Je repense dégoutée à la façon dont mes empreintes digitales, salivaires et photos ont été prises sans mon consentement. L’atteinte à mon intimité est à son paroxysme, je sens ma dignité bafouée. La gorge nouée, je demande un énième gobelet d’eau, qui m’est refusé, au prétexte qu’il n’y en a plus et qu’il faut boire directement au robinet des toilettes pestilentielles, alors qu’on est en pleine crise sanitaire du Covid-19. Le lendemain, je constate qu’il existe un service à 2 vitesses, puisqu’un autre détenu aura droit à un verre d’eau qu’il pourra remplir à sa guise !
Une cour de récréation indigne qui déshonore leur fonction !
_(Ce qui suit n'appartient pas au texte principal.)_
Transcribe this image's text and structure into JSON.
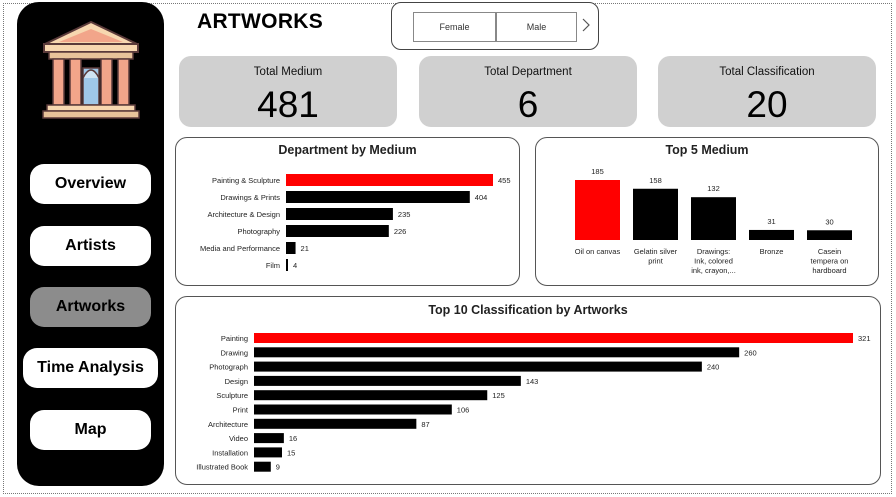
{
  "header": {
    "title": "ARTWORKS"
  },
  "slicer": {
    "options": [
      "Female",
      "Male"
    ],
    "next_icon": "chevron-right-icon"
  },
  "nav": {
    "items": [
      {
        "label": "Overview",
        "active": false
      },
      {
        "label": "Artists",
        "active": false
      },
      {
        "label": "Artworks",
        "active": true
      },
      {
        "label": "Time Analysis",
        "active": false
      },
      {
        "label": "Map",
        "active": false
      }
    ],
    "logo_icon": "museum-building-icon"
  },
  "kpis": [
    {
      "label": "Total Medium",
      "value": "481"
    },
    {
      "label": "Total Department",
      "value": "6"
    },
    {
      "label": "Total Classification",
      "value": "20"
    }
  ],
  "colors": {
    "highlight": "#ff0000",
    "bar": "#000000",
    "card": "#d0d0d0",
    "sidebar": "#000000",
    "active_nav": "#8c8c8c"
  },
  "chart_data": [
    {
      "type": "bar",
      "orientation": "horizontal",
      "title": "Department by Medium",
      "categories": [
        "Painting & Sculpture",
        "Drawings & Prints",
        "Architecture & Design",
        "Photography",
        "Media and Performance",
        "Film"
      ],
      "values": [
        455,
        404,
        235,
        226,
        21,
        4
      ],
      "highlight_index": 0,
      "data_labels": true
    },
    {
      "type": "bar",
      "orientation": "vertical",
      "title": "Top 5 Medium",
      "categories": [
        [
          "Oil on canvas"
        ],
        [
          "Gelatin silver",
          "print"
        ],
        [
          "Drawings:",
          "Ink, colored",
          "ink, crayon,..."
        ],
        [
          "Bronze"
        ],
        [
          "Casein",
          "tempera on",
          "hardboard"
        ]
      ],
      "values": [
        185,
        158,
        132,
        31,
        30
      ],
      "highlight_index": 0,
      "data_labels": true
    },
    {
      "type": "bar",
      "orientation": "horizontal",
      "title": "Top 10 Classification by Artworks",
      "categories": [
        "Painting",
        "Drawing",
        "Photograph",
        "Design",
        "Sculpture",
        "Print",
        "Architecture",
        "Video",
        "Installation",
        "Illustrated Book"
      ],
      "values": [
        321,
        260,
        240,
        143,
        125,
        106,
        87,
        16,
        15,
        9
      ],
      "highlight_index": 0,
      "data_labels": true
    }
  ]
}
En diagonale, j’observe et écoute les commentaires bruyants, éloquents de bêtise humaine et immatures des policiers de garde. Pour tuer le temps, ils regardent, affalés sur leurs sièges, des vidéos caricaturales sur leurs smartphones. Le sketch d’un humoriste parodiant l’accent africain : « la plaaace de la feeeemme est à la cui-siii-neee ! » semble provoquer l’hilarité du policier qui le remet en boucle trois fois de suite. Je suis sidérée. Les 2 gardiens de la paix jouent ensuite à « pierre-feu-ciseau-papier » avec leurs mains. Étant en désaccord sur l’issue du jeu, ils contactent avec le téléphone de l’accueil leur supérieure (la fameuse personne qui m’a accueillie) pour lui demander « s’il y a droit de faire un puits dans un pierre-feuille-ciseau ». Choquée par tant de désinvolture, j’entends la réponse de leur supérieure, très sérieuse, qui développe doctement sa réponse sur le sujet…Cette scène est juste surréaliste. Digne d’un film d’Audiard ! Je me crois dans un film comique avec de mauvais acteurs…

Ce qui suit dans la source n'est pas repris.